Peristiwa pilu ini bermula pada Selasa (17/03) siang. Saat itu, keceriaan di rumah lanting (rumah terapung) milik keluarga seketika berubah menjadi kepanikan luar biasa. Sri Jimah dilaporkan terjatuh dan hilang ditelan arus sungai yang tenang namun menghanyutkan. Warga desa sempat bahu-membahu mencari, namun luasnya Barito memaksa mereka meminta bantuan kepada tim ahli dari Basarnas Palangka Raya.
Perjalanan Jauh Sang Buah Hati
Memasuki hari keempat, tim gabungan sempat memperluas radius pencarian. Namun, takdir berkata lain. Tubuh mungil Sri Jimah justru ditemukan sangat jauh dari titik awal ia terjatuh.
“Sekitar pukul 08:45 WIB, kami menerima laporan dari nakhoda kapal batu bara yang melintas. Korban ditemukan oleh rekan-rekan Polairud dan BPBD Barito Selatan,” ujar Malik, Koordinator Lapangan Basarnas Palangka Raya.
Yang cukup memilukan, jenazah Sri Jimah ditemukan berjarak sekitar 148 kilometer dari lokasi kejadian awal di Lemo 1. Arus sungai rupanya membawa balita ini menempuh perjalanan jauh hingga ke wilayah Barito Selatan.
Gotong Royong Tanpa Lelah
Keberhasilan penemuan ini tak lepas dari kerja keras “keroyokan” berbagai pihak.

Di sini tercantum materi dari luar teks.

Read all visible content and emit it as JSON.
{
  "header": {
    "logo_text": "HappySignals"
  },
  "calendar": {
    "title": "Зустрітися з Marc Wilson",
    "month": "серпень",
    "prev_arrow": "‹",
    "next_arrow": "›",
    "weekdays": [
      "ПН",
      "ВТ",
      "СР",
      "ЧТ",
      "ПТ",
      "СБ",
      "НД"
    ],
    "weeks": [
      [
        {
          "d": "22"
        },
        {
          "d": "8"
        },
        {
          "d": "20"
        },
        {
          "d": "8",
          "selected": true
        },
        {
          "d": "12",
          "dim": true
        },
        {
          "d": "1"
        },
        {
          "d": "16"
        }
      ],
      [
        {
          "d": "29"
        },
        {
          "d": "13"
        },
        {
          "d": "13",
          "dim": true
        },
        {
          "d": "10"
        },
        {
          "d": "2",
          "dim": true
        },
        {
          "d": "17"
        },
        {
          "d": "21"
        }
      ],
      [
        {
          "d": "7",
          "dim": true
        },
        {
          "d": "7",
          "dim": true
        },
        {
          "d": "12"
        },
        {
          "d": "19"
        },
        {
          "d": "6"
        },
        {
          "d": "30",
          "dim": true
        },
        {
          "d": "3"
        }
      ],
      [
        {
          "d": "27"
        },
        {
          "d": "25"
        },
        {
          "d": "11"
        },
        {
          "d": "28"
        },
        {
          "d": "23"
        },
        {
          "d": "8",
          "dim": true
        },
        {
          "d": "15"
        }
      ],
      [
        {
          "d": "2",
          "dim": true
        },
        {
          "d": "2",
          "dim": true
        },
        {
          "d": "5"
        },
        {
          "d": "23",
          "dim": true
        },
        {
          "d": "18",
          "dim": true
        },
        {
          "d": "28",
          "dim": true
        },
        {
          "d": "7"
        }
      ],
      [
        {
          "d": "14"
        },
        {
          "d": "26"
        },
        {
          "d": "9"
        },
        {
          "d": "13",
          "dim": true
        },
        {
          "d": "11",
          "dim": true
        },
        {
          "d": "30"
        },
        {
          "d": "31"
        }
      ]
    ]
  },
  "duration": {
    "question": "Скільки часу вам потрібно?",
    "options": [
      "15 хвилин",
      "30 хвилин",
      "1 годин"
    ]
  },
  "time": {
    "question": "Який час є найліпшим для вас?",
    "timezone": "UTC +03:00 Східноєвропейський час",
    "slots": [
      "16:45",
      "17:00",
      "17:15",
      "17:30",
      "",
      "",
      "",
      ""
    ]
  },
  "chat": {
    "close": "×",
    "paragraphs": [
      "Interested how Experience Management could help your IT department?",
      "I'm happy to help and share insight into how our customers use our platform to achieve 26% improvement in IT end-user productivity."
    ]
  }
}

Mulai dari TNI, Polri, BPBD, hingga masyarakat setempat yang tak berhenti menyisir sungai meski cuaca tak menentu.
Setelah dievakuasi ke RS Jaragah Sasameh, jenazah Sri Jimah akhirnya dibawa pulang ke rumah duka untuk diberikan penghormatan terakhir oleh keluarga.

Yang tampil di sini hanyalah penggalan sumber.